- Independent hospital
The Droitwich Spa Hospital
Report from 28 October 2024 assessment
Contents
On this page
- Overview
- Assessing needs
- Delivering evidence-based care and treatment
- How staff, teams and services work together
- Supporting people to live healthier lives
- Monitoring and improving outcomes
- Consent to care and treatment
Effective
The service provided care and treatment based on national guidance and evidence-based practice. Managers checked to make sure staff followed guidance. Staff monitored the effectiveness of care and treatment. They used the findings to make improvements and achieved good outcomes for patients. Staff worked together as a team to benefit patients and to provide effective care.
This service scored 38 (out of 100) for this area. Find out what we look at when we assess this area and How we calculate these scores.
Assessing needs
We did not look at Assessing needs during this assessment. The score for this quality statement is based on the previous rating for Effective.
Delivering evidence-based care and treatment
Staff worked collaboratively with patients when assessing and undertaking procedures. Patients told us they found staff to be knowledgeable and engaged well with them. Patient surveys identified more than 96% of people who responded were satisfied with the service.
Staff worked with national guidance and evidence-based practice to deliver treatment. Staff had access to up-to-date policies and procedures. Leaders monitored staff performance to ensure they were working in line with evidence-based practice. Staff told us they felt they communicated well with patients to understand how best to support patients with their procedures and treat them as individuals.
Systems and processes supported evidence-based care and practice in line with national standards. Managers audited staff compliance against evidence-based practice to identify if learning or development was required. Staff received training on the Accessible Information Standard during their induction training.
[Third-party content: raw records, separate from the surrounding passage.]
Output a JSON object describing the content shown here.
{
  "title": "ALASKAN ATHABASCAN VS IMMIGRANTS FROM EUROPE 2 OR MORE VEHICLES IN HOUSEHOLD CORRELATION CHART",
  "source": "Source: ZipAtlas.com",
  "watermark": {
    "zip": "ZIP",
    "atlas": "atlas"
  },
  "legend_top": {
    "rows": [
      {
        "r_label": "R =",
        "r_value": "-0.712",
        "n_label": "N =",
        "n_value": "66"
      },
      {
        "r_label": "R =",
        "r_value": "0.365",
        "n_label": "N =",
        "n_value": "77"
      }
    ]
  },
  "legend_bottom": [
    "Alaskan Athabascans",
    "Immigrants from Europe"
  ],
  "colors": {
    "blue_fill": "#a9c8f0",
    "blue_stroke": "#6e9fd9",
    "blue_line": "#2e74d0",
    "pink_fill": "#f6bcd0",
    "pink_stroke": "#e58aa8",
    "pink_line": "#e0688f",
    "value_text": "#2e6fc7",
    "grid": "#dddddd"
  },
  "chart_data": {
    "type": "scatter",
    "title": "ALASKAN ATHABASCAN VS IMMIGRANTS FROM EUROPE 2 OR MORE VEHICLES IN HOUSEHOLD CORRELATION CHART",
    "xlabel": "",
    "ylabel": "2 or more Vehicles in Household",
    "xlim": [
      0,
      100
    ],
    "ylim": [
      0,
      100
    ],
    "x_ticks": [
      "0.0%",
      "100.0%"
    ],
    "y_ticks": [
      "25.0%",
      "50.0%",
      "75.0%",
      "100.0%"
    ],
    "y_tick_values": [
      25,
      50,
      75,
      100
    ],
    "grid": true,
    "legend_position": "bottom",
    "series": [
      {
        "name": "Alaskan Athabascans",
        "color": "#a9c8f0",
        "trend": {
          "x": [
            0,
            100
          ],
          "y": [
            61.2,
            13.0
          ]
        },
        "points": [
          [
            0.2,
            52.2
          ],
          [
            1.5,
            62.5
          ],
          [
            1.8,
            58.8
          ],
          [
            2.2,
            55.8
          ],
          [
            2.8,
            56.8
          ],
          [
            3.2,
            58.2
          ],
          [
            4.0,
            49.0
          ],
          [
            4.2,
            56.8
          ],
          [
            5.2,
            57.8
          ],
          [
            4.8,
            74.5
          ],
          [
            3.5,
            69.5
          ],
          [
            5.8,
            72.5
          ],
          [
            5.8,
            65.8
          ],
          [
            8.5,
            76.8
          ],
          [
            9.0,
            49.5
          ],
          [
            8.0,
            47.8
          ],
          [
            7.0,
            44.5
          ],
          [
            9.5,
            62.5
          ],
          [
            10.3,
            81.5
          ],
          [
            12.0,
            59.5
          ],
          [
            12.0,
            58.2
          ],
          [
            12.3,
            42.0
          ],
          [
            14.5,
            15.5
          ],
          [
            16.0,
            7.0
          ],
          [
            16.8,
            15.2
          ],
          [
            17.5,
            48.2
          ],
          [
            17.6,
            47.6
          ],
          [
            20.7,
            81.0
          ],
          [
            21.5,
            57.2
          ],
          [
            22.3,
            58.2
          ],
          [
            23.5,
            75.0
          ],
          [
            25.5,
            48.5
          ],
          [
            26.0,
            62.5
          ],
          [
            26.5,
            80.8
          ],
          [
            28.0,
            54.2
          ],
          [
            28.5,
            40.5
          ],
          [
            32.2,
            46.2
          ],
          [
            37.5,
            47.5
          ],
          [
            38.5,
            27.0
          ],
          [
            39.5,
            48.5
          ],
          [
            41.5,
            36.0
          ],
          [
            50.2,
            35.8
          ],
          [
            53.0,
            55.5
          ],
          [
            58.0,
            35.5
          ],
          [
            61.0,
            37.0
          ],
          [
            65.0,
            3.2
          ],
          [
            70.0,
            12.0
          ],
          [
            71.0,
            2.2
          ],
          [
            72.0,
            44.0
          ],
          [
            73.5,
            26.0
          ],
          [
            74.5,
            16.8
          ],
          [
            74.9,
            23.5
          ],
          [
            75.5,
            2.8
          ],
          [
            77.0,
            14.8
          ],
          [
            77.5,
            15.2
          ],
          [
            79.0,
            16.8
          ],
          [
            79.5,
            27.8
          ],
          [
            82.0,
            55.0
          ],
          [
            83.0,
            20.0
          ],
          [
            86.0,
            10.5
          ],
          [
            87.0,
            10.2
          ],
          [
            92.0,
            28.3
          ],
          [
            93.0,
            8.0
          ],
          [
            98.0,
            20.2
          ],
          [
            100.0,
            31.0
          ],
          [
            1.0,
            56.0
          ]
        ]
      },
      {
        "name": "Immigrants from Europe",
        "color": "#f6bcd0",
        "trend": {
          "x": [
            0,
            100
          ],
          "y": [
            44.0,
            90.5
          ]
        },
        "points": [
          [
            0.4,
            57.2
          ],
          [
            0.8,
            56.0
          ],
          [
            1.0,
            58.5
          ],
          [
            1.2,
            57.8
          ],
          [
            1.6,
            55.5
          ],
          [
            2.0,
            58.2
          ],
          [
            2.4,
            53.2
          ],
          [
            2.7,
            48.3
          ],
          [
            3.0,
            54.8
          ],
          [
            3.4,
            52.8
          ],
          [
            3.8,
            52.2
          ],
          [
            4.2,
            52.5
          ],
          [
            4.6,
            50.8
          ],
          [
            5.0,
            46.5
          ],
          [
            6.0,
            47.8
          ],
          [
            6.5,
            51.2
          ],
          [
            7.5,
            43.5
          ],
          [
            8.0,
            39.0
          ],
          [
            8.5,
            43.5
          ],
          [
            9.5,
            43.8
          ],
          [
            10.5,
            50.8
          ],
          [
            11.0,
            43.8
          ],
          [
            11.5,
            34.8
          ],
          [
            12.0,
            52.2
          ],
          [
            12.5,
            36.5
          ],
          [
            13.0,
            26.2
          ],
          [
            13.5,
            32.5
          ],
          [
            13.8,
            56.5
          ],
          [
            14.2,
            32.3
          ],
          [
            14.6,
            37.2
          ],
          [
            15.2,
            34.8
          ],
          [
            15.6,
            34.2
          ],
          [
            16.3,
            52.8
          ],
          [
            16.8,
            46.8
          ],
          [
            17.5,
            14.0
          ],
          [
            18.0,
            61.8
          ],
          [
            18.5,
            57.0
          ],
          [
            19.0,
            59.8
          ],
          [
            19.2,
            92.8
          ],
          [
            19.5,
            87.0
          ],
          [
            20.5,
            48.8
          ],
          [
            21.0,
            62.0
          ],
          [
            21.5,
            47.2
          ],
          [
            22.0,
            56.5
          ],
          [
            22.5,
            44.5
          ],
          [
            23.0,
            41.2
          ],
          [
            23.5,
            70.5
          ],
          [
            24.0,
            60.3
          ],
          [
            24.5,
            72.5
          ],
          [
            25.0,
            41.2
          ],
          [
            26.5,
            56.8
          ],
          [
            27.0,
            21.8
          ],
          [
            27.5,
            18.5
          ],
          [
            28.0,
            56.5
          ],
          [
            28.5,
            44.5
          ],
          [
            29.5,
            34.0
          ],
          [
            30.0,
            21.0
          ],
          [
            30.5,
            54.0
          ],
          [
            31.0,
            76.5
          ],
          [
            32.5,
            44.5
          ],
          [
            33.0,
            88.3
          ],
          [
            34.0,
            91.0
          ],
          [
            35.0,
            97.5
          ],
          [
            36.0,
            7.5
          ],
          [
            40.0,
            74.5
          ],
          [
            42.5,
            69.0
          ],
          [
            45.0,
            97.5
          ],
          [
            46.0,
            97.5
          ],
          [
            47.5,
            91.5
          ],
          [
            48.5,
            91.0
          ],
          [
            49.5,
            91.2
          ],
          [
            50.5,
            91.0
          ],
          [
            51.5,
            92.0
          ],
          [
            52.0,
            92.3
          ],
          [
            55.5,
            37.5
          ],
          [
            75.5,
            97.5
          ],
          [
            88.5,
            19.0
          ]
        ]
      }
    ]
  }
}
This was to enable staff to communicate with patients in the best way for the patient or their carer. Staff were made aware of the legislation and the responsibilities to support patients with a disability or sensory loss. Systems and processes supported evidence-based care and practice in line with national standards. Training for staff included the Care Act 2014, the Autism Act 2009, the Mental Capacity Act 2005, and the Human Rights Act 1998. This was to ensure staff were aware of additional support and measures which must be organised to meet patients’ rights and ensure reasonable adjustments were made. The service would use an interpretator service, including British Sign Language if required, and hearing loops were also available.
How staff, teams and services work together
Patients told us they received a good level of care at this service as part of their overall care and treatment pathway. There was effective sharing of results with GPs and other refers to ensure diagnoses were not delayed.
Staff worked across multidisciplinary teams to support patients. Staff communicated effectively and peer reviewed work to ensure information was checked and shared in line with evidence-based practice.
We observed staff to work effectively across teams to support people. Staff communicated effectively within the team to manage patient appointments well.
The service had effective systems and processes to support people and ensure information was appropriately shared with others.
Supporting people to live healthier lives
We did not look at Supporting people to live healthier lives during this assessment. The score for this quality statement is based on the previous rating for Effective.
Monitoring and improving outcomes
Patients we spoke with did not raise any concerns regarding the quality of their diagnostic procedures.
Staff and leaders routinely monitored patients’ experiences and results to identify when improvement was required. Staff and leaders gave us examples where they had used results from audits to drive improvements and promote staff learning.
The service had an identified programme of audits and included infection control, medicines in addition to radiation specific audits to meet IR(ME)R legislation. Compliance for X-ray rejection audits had shown improvement from March 2022 to February 2024. Audit results were shared with the team and used as part of training sessions day to improve staff understanding and improve practice. Other audits included patient identification, clinical evaluation, non-medical exposure, pregnancy enquiry, quality assurance and diagnostic reference audits. Each demonstrated compliance above 95%. The manager completed a ‘reject analysis’ audit monthly which demonstrated a significant improvement from 11.5% rejection in March 2022 to the most recent audit with a rejection rate of 1.6% in February 2024- Rejection is when an X-ray or diagnostic test is undertaken but the results are unsatisfactory for analysis and the test has to be repeated. Audit results were discussed at team sessions and during monthly clinical governance meetings.
Consent to care and treatment
We did not look at Consent to care and treatment during this assessment. The score for this quality statement is based on the previous rating for Effective.